One of the best things you both can focus on right now is determining how to communicate the various contracts between the front-end and the back-end. Even if you go down other routes for the process by which you two divvy up or pair up on work going forward, nailing this communication piece down right now is the right approach and works across all of those work routes. You want to at the very least define, between the front-end and the back-end, the following things:

  1. What the endpoint url/schema will look like for each piece of server-side functionality you need - /api/resourceName/{:id}/{action} for example
  2. What the data is going to look like - the JSON contract, for example, like { id: 1, name: "Mike Wazouski", email: "mike.wazouski@monsters.inc" },
  3. What types of requests/responses you're going to want to handle - for example, if the front-end doesn't pass in the email on a particular request, but does pass in the id, what happens? or if the back-end has an internal server error, or doesn't find the resource, how does the front-end handle a 500 or a 404, and what do you display to the user in those exceptional cases versus your happy path?
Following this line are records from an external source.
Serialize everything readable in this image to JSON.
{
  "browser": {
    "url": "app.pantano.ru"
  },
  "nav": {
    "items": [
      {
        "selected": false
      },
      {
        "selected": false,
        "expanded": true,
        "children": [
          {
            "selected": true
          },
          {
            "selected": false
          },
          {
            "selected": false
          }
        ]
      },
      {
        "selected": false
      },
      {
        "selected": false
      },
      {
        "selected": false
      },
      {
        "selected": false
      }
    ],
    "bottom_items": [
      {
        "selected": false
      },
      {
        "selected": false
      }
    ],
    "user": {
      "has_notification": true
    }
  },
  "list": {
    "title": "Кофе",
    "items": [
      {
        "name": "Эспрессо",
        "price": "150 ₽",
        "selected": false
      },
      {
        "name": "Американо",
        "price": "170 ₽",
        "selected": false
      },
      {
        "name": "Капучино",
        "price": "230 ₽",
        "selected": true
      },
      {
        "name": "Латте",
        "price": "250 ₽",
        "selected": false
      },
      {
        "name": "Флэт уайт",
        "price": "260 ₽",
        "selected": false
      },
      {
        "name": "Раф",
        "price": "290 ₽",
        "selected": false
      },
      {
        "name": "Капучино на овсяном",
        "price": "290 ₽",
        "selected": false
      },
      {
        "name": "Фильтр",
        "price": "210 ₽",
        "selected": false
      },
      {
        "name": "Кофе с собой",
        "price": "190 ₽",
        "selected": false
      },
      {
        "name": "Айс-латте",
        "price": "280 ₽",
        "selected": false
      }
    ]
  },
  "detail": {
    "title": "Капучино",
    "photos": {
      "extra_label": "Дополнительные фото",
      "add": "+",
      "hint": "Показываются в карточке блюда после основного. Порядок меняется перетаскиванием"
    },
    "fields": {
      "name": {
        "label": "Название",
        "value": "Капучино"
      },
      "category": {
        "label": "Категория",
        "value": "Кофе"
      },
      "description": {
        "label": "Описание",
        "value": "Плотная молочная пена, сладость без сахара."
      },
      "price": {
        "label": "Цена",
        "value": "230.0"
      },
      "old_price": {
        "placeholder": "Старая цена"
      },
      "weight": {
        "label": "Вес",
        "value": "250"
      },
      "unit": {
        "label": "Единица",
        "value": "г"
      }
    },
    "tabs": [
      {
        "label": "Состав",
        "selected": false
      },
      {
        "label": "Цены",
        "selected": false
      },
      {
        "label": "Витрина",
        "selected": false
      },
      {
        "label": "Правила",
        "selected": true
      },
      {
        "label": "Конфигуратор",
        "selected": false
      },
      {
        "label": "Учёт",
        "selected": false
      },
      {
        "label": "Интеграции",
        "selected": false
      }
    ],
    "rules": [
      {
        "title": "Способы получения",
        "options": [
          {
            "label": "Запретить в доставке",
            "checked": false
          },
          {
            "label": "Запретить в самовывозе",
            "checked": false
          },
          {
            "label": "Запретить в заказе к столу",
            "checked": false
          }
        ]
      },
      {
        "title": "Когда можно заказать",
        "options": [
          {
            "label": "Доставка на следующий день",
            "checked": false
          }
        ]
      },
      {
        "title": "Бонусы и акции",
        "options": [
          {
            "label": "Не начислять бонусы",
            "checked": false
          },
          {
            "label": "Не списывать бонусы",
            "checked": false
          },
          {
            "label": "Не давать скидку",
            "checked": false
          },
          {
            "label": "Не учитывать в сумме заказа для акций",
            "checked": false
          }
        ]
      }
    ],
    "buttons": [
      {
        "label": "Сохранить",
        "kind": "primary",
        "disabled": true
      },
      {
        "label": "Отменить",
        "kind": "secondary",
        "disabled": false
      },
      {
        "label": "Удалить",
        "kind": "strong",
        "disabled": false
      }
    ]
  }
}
What happens if it's an unauthorized request because of a session timeout, and you send back a 401?

At some point, eventually, you'll both want to be exposed to the opposite side of the stack, so you can become more familiar with the type of work, effort of work, gotchas and significant things to note/remember as you work on your primary role. It's very hard to be truly full-stack as a developer, at least from a depth perspective, but you can get very hands-on and conceptually grasp a lot of the aspects from the front to the back, in terms of breadth, and that almost always helps you both, moving forward. I recommend keeping to your current roles so you can continue to move efficiently, but to (over time) take on items that are normally for the opposing role, and assist each other or pair up on those items, until you're both comfortable handling them (even if not efficiently) solo. Then, swap roles for a sprint or two, see how that goes. If nothing else, it will help both of you become familiar with the ecosystem of tools that the other person has to work with, generally.